La penna degli Altri
domenica, 02 giugno 2013 alle 11:01
IL TEMPO (E. MENGHI) - C’erano solo i muri del Bernardini ad ascoltare i cori e gli insulti di un centinaio di tifosi che hanno sfidato la pioggia per manifestare la rabbia accumulata dopo due stagioni deludenti e la sconfitta nel derby più importante della storia.
Almeno in teoria. Perché gli obiettivi della manifestazione pacifica, andata in scena ieri mattina a Trigoria, sono cambiati con il passare dei minuti e con l’arrivo della «
Iena» Paolo Calabresi, che voleva prelevare il figlio Arturo, difensore della Primavera di De Rossi e dell'Under 17, e si è invece ritrovato al centro di una protesta. L’attore romano (e romanista) è sceso dalla macchina per provare con il dialogo a placare i tifosi, che hanno continuato a dargli del «buffone» e qualcuno ha pure deciso di passare dalle parole ai fatti, tirando un calcione all’auto scortata dalle forze dell’ordine. «Per cinque minuti ho parlato con delle persone un po’ confuse, ma disposte ad ascoltare - racconta Calabresi - poi si è avvicinata la frangia vicina ai poliziotti e ho capito che non poteva esserci dialogo. Sono stati gli stessi agenti a chiedermi di andarmene».

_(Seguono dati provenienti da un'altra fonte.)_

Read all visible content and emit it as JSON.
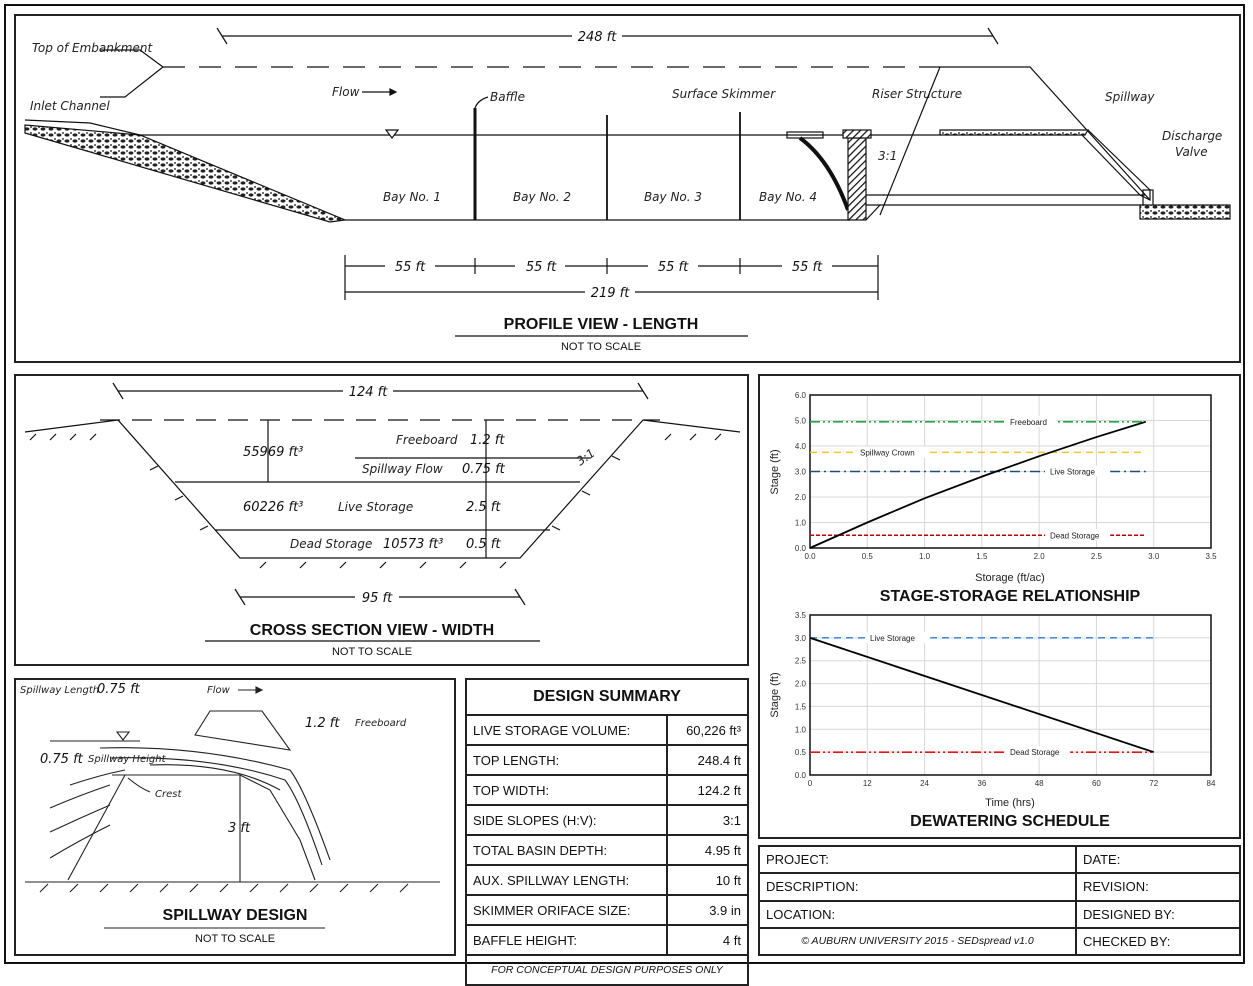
{
  "profile": {
    "title": "PROFILE VIEW - LENGTH",
    "subtitle": "NOT TO SCALE",
    "top_length": "248 ft",
    "labels": {
      "top_embankment": "Top of Embankment",
      "inlet": "Inlet Channel",
      "flow": "Flow",
      "baffle": "Baffle",
      "skimmer": "Surface Skimmer",
      "riser": "Riser Structure",
      "spillway": "Spillway",
      "discharge1": "Discharge",
      "discharge2": "Valve",
      "slope": "3:1"
    },
    "bays": [
      "Bay No. 1",
      "Bay No. 2",
      "Bay No. 3",
      "Bay No. 4"
    ],
    "bay_lengths": [
      "55 ft",
      "55 ft",
      "55 ft",
      "55 ft"
    ],
    "bottom_length": "219 ft"
  },
  "cross_section": {
    "title": "CROSS SECTION VIEW - WIDTH",
    "subtitle": "NOT TO SCALE",
    "top_width": "124 ft",
    "bottom_width": "95 ft",
    "slope": "3:1",
    "vol_top": "55969 ft³",
    "freeboard_label": "Freeboard",
    "freeboard": "1.2 ft",
    "spillway_flow_label": "Spillway Flow",
    "spillway_flow": "0.75 ft",
    "vol_live": "60226 ft³",
    "live_label": "Live Storage",
    "live": "2.5 ft",
    "dead_label": "Dead Storage",
    "vol_dead": "10573 ft³",
    "dead": "0.5 ft"
  },
  "spillway": {
    "title": "SPILLWAY DESIGN",
    "subtitle": "NOT TO SCALE",
    "length_label": "Spillway Length",
    "length": "0.75 ft",
    "flow": "Flow",
    "freeboard": "1.2 ft",
    "freeboard_label": "Freeboard",
    "height": "0.75 ft",
    "height_label": "Spillway Height",
    "crest": "Crest",
    "depth": "3 ft"
  },
  "design_summary": {
    "title": "DESIGN SUMMARY",
    "rows": [
      {
        "label": "LIVE STORAGE VOLUME:",
        "value": "60,226 ft³"
      },
      {
        "label": "TOP LENGTH:",
        "value": "248.4 ft"
      },
      {
        "label": "TOP WIDTH:",
        "value": "124.2 ft"
      },
      {
        "label": "SIDE SLOPES (H:V):",
        "value": "3:1"
      },
      {
        "label": "TOTAL BASIN DEPTH:",
        "value": "4.95 ft"
      },
      {
        "label": "AUX. SPILLWAY LENGTH:",
        "value": "10 ft"
      },
      {
        "label": "SKIMMER ORIFACE SIZE:",
        "value": "3.9 in"
      },
      {
        "label": "BAFFLE HEIGHT:",
        "value": "4 ft"
      }
    ],
    "footer": "FOR CONCEPTUAL DESIGN PURPOSES ONLY"
  },
  "title_block": {
    "project": "PROJECT:",
    "date": "DATE:",
    "description": "DESCRIPTION:",
    "revision": "REVISION:",
    "location": "LOCATION:",
    "designed_by": "DESIGNED BY:",
    "copyright": "© AUBURN UNIVERSITY 2015 - SEDspread v1.0",
    "checked_by": "CHECKED BY:"
  },
  "chart_data": [
    {
      "type": "line",
      "title": "STAGE-STORAGE RELATIONSHIP",
      "xlabel": "Storage (ft/ac)",
      "ylabel": "Stage (ft)",
      "xlim": [
        0,
        3.5
      ],
      "ylim": [
        0,
        6
      ],
      "xticks": [
        "0.0",
        "0.5",
        "1.0",
        "1.5",
        "2.0",
        "2.5",
        "3.0",
        "3.5"
      ],
      "yticks": [
        "0.0",
        "1.0",
        "2.0",
        "3.0",
        "4.0",
        "5.0",
        "6.0"
      ],
      "grid": true,
      "series": [
        {
          "x": [
            0,
            0.5,
            1.0,
            1.5,
            2.0,
            2.5,
            2.93
          ],
          "y": [
            0,
            1.0,
            1.95,
            2.8,
            3.6,
            4.35,
            4.95
          ],
          "color": "#000000"
        }
      ],
      "reference_lines": [
        {
          "name": "Freeboard",
          "y": 4.95,
          "x_end": 2.93,
          "color": "#22aa44",
          "style": "dash-dot-dot"
        },
        {
          "name": "Spillway Crown",
          "y": 3.75,
          "x_end": 2.93,
          "color": "#f2c230",
          "style": "dash"
        },
        {
          "name": "Live Storage",
          "y": 3.0,
          "x_end": 2.93,
          "color": "#1f4e79",
          "style": "dash-dot"
        },
        {
          "name": "Dead Storage",
          "y": 0.5,
          "x_end": 2.93,
          "color": "#c00000",
          "style": "short-dash"
        }
      ]
    },
    {
      "type": "line",
      "title": "DEWATERING SCHEDULE",
      "xlabel": "Time (hrs)",
      "ylabel": "Stage (ft)",
      "xlim": [
        0,
        84
      ],
      "ylim": [
        0,
        3.5
      ],
      "xticks": [
        "0",
        "12",
        "24",
        "36",
        "48",
        "60",
        "72",
        "84"
      ],
      "yticks": [
        "0.0",
        "0.5",
        "1.0",
        "1.5",
        "2.0",
        "2.5",
        "3.0",
        "3.5"
      ],
      "grid": true,
      "series": [
        {
          "x": [
            0,
            72
          ],
          "y": [
            3.0,
            0.5
          ],
          "color": "#000000"
        }
      ],
      "reference_lines": [
        {
          "name": "Live Storage",
          "y": 3.0,
          "x_end": 72,
          "color": "#4a90d0",
          "style": "dash"
        },
        {
          "name": "Dead Storage",
          "y": 0.5,
          "x_end": 72,
          "color": "#ee1111",
          "style": "dash-dot-dot"
        }
      ]
    }
  ]
}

Per tornare a casa, ha dovuto cambiare percorso: «Alle 9.30 di mattina, quando ho accompagnato mio figlio al Bernardini non c’era nessuno. Quando sono tornato a prenderlo, mi sono trovato in una situazione che non mi aspettavo. Sono uscito da dietro, terrorizzato dall’idea di passare di nuovo lì: sarebbe stato come minimo ingiusto per Arturo. Tutti gli altri genitori hanno lasciato il centro sportivo da un’uscita secondaria, per paura». Una parentesi nera che ha poco a che fare con la stagione della Roma: la «Iena» è diventata una sorta di nemico per qualcuno, dopo aver svelato il bluff del falso dossier che un giornalista e uno speaker di una radio romana volevano diffondere per «incastrare» il dg Baldini e il consigliere Baldissoni, bollati come «massoni».
I dirigenti della Roma non erano a Trigoria e non c’erano nemmeno gli addetti stampa, contestati per sconosciuti motivi. Le tante assenze sono diventate una buona ragione per prendersela con Calabresi: «Non avevano nemici lì, allora se la sono presa con me, ma sulla base di cosa? Questi sono meccanismi pericolosi, un po’ mafiosetti». Si salvano solo Totti e Bruno Conti dalla matassa di colpe che avvolge tutti, da Pallotta ai quasi ex Osvaldo e De Rossi, da Sabatini e Baldini a chi, per necessità, passava da quelle parti.